Limitations of the study
This study provides a novel solution for the fast and accurate segmentation and analysis of dynamic fluorescence cellular signals. However, the proposed software requires newer GPUs to function properly and run at the intended speed, and many newer GPUs can be costly, which might limit the software’s accessibility. This limitation is not specific to 4SM as most deep learning architectures rely on a GPU-based computation.

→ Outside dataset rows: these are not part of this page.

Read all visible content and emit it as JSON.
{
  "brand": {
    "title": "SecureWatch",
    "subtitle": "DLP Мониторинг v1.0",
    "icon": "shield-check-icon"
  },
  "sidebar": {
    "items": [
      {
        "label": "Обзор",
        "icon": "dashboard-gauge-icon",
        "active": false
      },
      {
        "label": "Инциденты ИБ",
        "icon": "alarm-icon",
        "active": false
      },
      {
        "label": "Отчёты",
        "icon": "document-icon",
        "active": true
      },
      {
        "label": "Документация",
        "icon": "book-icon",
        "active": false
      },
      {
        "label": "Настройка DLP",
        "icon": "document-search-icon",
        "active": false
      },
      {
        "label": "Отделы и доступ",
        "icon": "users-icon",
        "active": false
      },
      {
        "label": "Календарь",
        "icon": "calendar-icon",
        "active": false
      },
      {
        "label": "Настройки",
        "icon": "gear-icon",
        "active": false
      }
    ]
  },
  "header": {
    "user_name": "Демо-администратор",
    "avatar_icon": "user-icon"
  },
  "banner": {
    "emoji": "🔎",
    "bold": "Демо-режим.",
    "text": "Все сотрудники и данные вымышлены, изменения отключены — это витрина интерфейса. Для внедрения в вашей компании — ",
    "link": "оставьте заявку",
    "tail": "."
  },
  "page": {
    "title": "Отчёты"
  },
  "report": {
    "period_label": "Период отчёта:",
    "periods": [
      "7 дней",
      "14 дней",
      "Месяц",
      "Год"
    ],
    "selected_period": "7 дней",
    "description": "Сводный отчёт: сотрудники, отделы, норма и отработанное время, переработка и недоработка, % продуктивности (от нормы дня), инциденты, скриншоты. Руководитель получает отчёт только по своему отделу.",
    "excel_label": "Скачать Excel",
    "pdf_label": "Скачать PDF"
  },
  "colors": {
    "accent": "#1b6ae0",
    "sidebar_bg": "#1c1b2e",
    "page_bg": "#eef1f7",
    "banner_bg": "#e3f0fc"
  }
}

The GPU requirement limits the use of the software in commonly used image analysis software tools such as Image J. Despite these limitations, 4SM software can provide fast and accurate segmentation of cellular fluorescent signals to facilitate seamless signal analysis.
STAR★Methods
Key resources table
Resource availability
Lead contact
Further information should be directed to and will be fulfilled by the lead contact Dr. Sal Baker (sabubaker@med.unr.edu).
Materials availability
Software code generated in this study have been deposited to Github: https://github.com/SharifAmit/4SM/tree/main and https://doi.org/10.2139/ssrn.4016761.All data are available in the main text.
Method details
Tissue preparation
Colonic, antral and small intestinal tissues were removed from animals and small segments (2 cm in length) were incubated in Krebs-Ringer bicarbonate solution (KRB) as previously described (Baker et al., 2016). Tissues were cut along the mesenteric region and contents were removed. The mucosa and submucosal layers were removed and the remaining tunica muscularis was placed into a 60 mm Sylgard coated dish and pinned flat.
Ca2+ imaging
Muscle sheets isolated from the colon, stomach, and jejunum (∼5.0 × 10.0 mm) were pinned down and perfused with 37°C KRB solution. Tissues were equilibration for a period of 1 h. As previously described (Baker et al., 2018); We used a spinning-disk confocal microscope (CSU-W1 spinning disk; Yokogawa Electric Corporation) for all Ca2+ imaging experiments. The confocal head is connected to Nikon Eclipse FN1 microscope equipped with a 20 × 0.5 NA, 40 × 0.8 NA, and 60 × 1.0 NA CFI Fluor lens (Nikon instruments INC, NY, USA). Laser at 488 nm wavelength were directed using a Borealis system (ANDOR Technology, Belfast, UK). EMCCD Camera (Andor iXon Ultra; ANDOR Technology, Belfast, UK) was used to capture the GCaMP6f emission. Images were acquired at 33 frames per second using MetaMorph software (Molecular Devices INC, CA, USA). Nicardipine (100 nM) was used during the imaging experiments to minimize contractile artifacts.
Ca2+ event analysis
Analysis and quantifications of Ca2+ activity in ICC was performed as previously described (Baker et al., 2016, 2021b). Briefly, movies of Ca2+ activity in ICC (30 s long) were converted to a stack of TIFF (tagged image file format) images and imported into Fiji (version 2.0.0-rc-69/1.52, National Institutes of Health, MD, USA, https://fiji.sc/) for analysis. Whole cell ROIs were used to generate spatiotemporal maps (STMaps) of Ca2+ activity in individual ICC. STMaps allow for a more complete representation of individual cell Ca2+ signals through a 2D image that describes both space of a cell (x axis) and time (y axis) or visa versa. STMaps are a result of spatiotemporal reslicing of an X-Z section in a movie or image stack, where Z is time (Figure 1B). The space of a cell (x axis) is generated in the STMap as result of pixel line or via line-scan average analysis and the pixel values are plotted in time. Each horizontal unit (cell space) in the STMaps represent a pixel or average of pixels in the original image. The coded pixels from each frame of the movie were used to construct a single row and sequential rows were placed under each other to produce an STMap. STMaps presented in the results were generated by rotating image stacks so that ICC were oriented either horizontally or vertically and STMaps of Ca2+−induced fluorescence changes averaged across the diameter of the cell and were constructed using the reslice and z project functions. Ca2+ maps area overlap percentages were calculated using Fiji and Pearson’s coefficient between original STMaps and segmented 4SM STMaps were obtained using the Just Another colocalization plugin (JACoP; https://imagej.nih.gov/ij/plugins/track/jacop2.html).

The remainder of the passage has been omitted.